Risk of Stroke in Migraine Sufferers
If you read my last article on craniosacral therapy, you’ll know that at the age of 19, I was taken to the hospital by my aunt – a registered nurse – after exhibiting alarming symptoms. I woke up that morning and tried to find my alarm clock across the room. I was unable to focus my eyes. I felt pressure, but no pain.
Hoping to sleep it off and not thinking much of it at the time, I went back to bed. Two hours later, I awoke with severe pressure behind my eyes; my eyes were crossed and I couldn’t uncross them. I literally crawled out of my bed and down the stairs with tears pouring down my face. I have this vague memory of crying to my younger sister, who was desperately trying to get a hold of my parents, about how no one would ever love me if my eyes stay crossed like this forever. #Priorities.
Eventually my sister called my aunt who rushed me to the ER where I was admitted almost immediately. As someone who was suffering from migraines on a fairly regular basis at that point, I knew that what I was experiencing was far different from the aura-filled, nausea-inducing migraines I was used to. I was put into a bed and after performing several neurological exams the ER doctor told me I was exhibiting signs of a minor stroke.
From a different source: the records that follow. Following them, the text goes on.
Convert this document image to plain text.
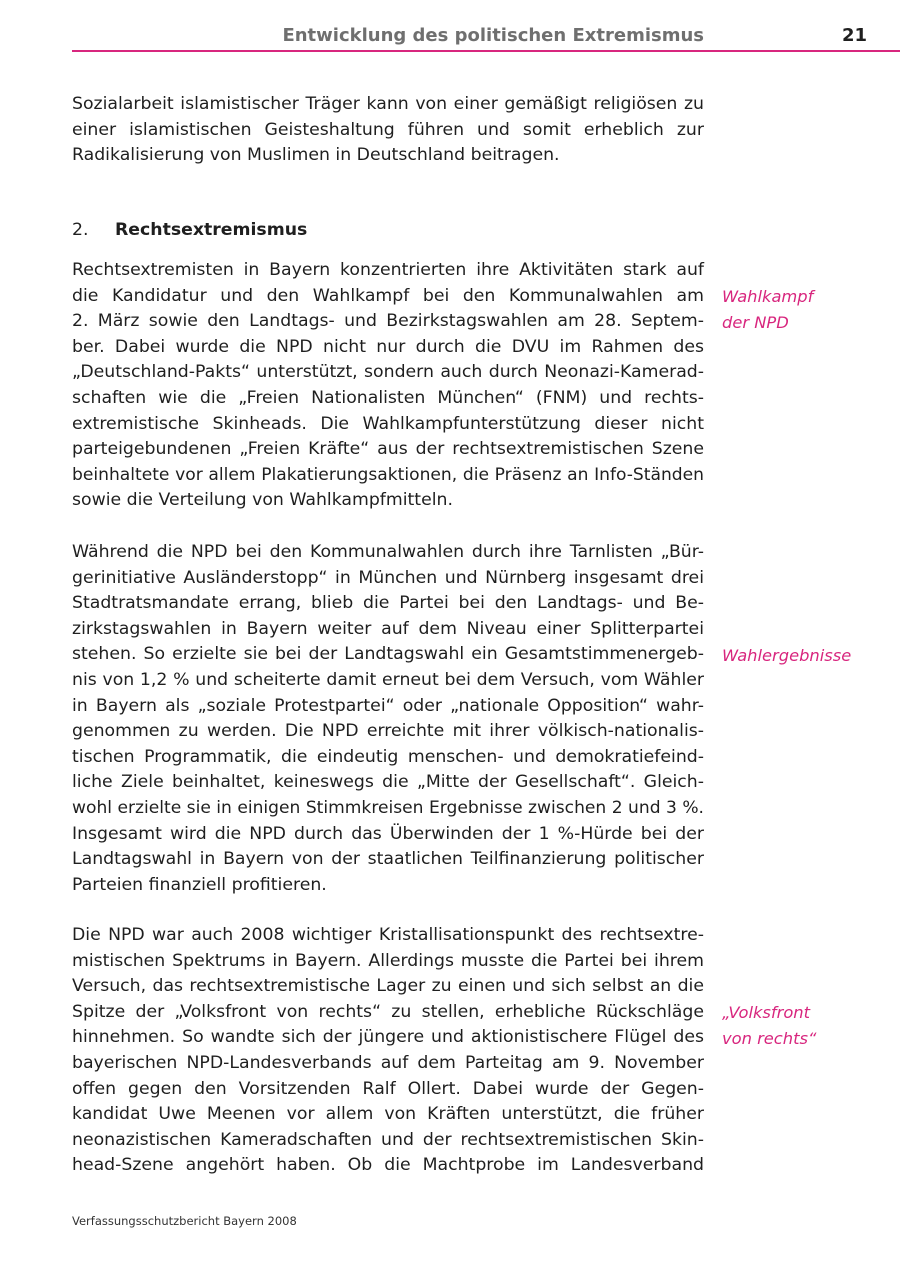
Entwicklung des politischen Extremismus	21
Sozialarbeit islamistischer Träger kann von einer gemäßigt religiösen zu
einer islamistischen Geisteshaltung führen und somit erheblich zur
Radikalisierung von Muslimen in Deutschland beitragen.
2. Rechtsextremismus
Rechtsextremisten in Bayern konzentrierten ihre Aktivitäten stark auf
die Kandidatur und den Wahlkampf bei den Kommunalwahlen am
2. März sowie den Landtags- und Bezirkstagswahlen am 28. Septem-
ber. Dabei wurde die NPD nicht nur durch die DVU im Rahmen des
„Deutschland-Pakts“ unterstützt, sondern auch durch Neonazi-Kamerad-
schaften wie die „Freien Nationalisten München“ (FNM) und rechts-
extremistische Skinheads. Die Wahlkampfunterstützung dieser nicht
parteigebundenen „Freien Kräfte“ aus der rechtsextremistischen Szene
beinhaltete vor allem Plakatierungsaktionen, die Präsenz an Info-Ständen
sowie die Verteilung von Wahlkampfmitteln.
Wahlkampf
der NPD
Während die NPD bei den Kommunalwahlen durch ihre Tarnlisten „Bür-
gerinitiative Ausländerstopp“ in München und Nürnberg insgesamt drei
Stadtratsmandate errang, blieb die Partei bei den Landtags- und Be-
zirkstagswahlen in Bayern weiter auf dem Niveau einer Splitterpartei
stehen. So erzielte sie bei der Landtagswahl ein Gesamtstimmenergeb-
nis von 1,2 % und scheiterte damit erneut bei dem Versuch, vom Wähler
in Bayern als „soziale Protestpartei“ oder „nationale Opposition“ wahr-
genommen zu werden. Die NPD erreichte mit ihrer völkisch-nationalis-
tischen Programmatik, die eindeutig menschen- und demokratiefeind-
liche Ziele beinhaltet, keineswegs die „Mitte der Gesellschaft“. Gleich-
wohl erzielte sie in einigen Stimmkreisen Ergebnisse zwischen 2 und 3 %.
Insgesamt wird die NPD durch das Überwinden der 1 %-Hürde bei der
Landtagswahl in Bayern von der staatlichen Teilfinanzierung politischer
Parteien finanziell profitieren.
Wahlergebnisse
Die NPD war auch 2008 wichtiger Kristallisationspunkt des rechtsextre-
mistischen Spektrums in Bayern. Allerdings musste die Partei bei ihrem
Versuch, das rechtsextremistische Lager zu einen und sich selbst an die
Spitze der „Volksfront von rechts“ zu stellen, erhebliche Rückschläge
hinnehmen. So wandte sich der jüngere und aktionistischere Flügel des
bayerischen NPD-Landesverbands auf dem Parteitag am 9. November
offen gegen den Vorsitzenden Ralf Ollert. Dabei wurde der Gegen-
kandidat Uwe Meenen vor allem von Kräften unterstützt, die früher
neonazistischen Kameradschaften und der rechtsextremistischen Skin-
head-Szene angehört haben. Ob die Machtprobe im Landesverband
„Volksfront
von rechts“
Verfassungsschutzbericht Bayern 2008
I had been on a new kind of oral contraceptive pill for five days at this point, which, according to the doctor, combined with being prone to migraines with aura, was a recipe for disaster.
Young female migraine sufferers who experience partial loss of vision during a migraine attack have a 25% increase in stroke risk over women who don’t have migraines. That, combined with the increased risk of stroke by 24% for women who take oral contraceptive pills or other hormonal forms of birth control, basically meant my chances of having a stroke lay in the hands of a coin toss.
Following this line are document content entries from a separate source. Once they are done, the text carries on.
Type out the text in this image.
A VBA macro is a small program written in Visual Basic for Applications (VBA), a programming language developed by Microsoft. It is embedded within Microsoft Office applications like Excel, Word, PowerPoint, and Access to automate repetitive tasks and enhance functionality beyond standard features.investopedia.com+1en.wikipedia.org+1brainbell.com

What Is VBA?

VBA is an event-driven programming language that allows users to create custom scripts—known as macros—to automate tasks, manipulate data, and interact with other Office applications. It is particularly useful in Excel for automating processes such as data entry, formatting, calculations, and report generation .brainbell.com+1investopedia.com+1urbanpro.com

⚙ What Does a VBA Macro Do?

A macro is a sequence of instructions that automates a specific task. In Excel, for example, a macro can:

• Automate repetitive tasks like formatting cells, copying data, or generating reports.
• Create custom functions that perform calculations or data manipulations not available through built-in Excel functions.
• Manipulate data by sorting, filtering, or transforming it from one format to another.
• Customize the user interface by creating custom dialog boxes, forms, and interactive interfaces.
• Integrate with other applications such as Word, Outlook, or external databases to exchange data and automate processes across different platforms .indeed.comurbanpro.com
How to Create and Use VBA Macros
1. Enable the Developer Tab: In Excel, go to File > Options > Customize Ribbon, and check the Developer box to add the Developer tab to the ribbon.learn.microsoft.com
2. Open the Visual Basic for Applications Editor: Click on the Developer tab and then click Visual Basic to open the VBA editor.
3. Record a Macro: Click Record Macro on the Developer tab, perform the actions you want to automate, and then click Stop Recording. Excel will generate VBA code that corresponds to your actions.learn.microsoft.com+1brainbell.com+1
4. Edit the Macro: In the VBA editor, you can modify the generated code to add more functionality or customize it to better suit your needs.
So why are young, female migraine sufferers at a greater risk of suffering from a stroke than non-migraine sufferers?
What is a Stroke?
Let’s start with the basics. The sad truth is that doctors don’t really know why they’re related, just that they are. A stroke occurs when part of the brain is deprived of blood. While there are two different kinds of stroke, only one is suggested to be linked to migraines.
The first kind of stroke is referred to as a ‘haemorrhagic stroke’ – which, as the name suggests – occurs when a damaged artery bleeds into nearby tissue. This type of stroke has no relationship with migraines.
The second kind of stroke is called an ‘ischaemic stroke’ and is exacerbated by birth control pills, smoking, and – you guessed it! – migraines. ‘Ischaemic’ means a reduced blood and oxygen supply, typically due to a clot.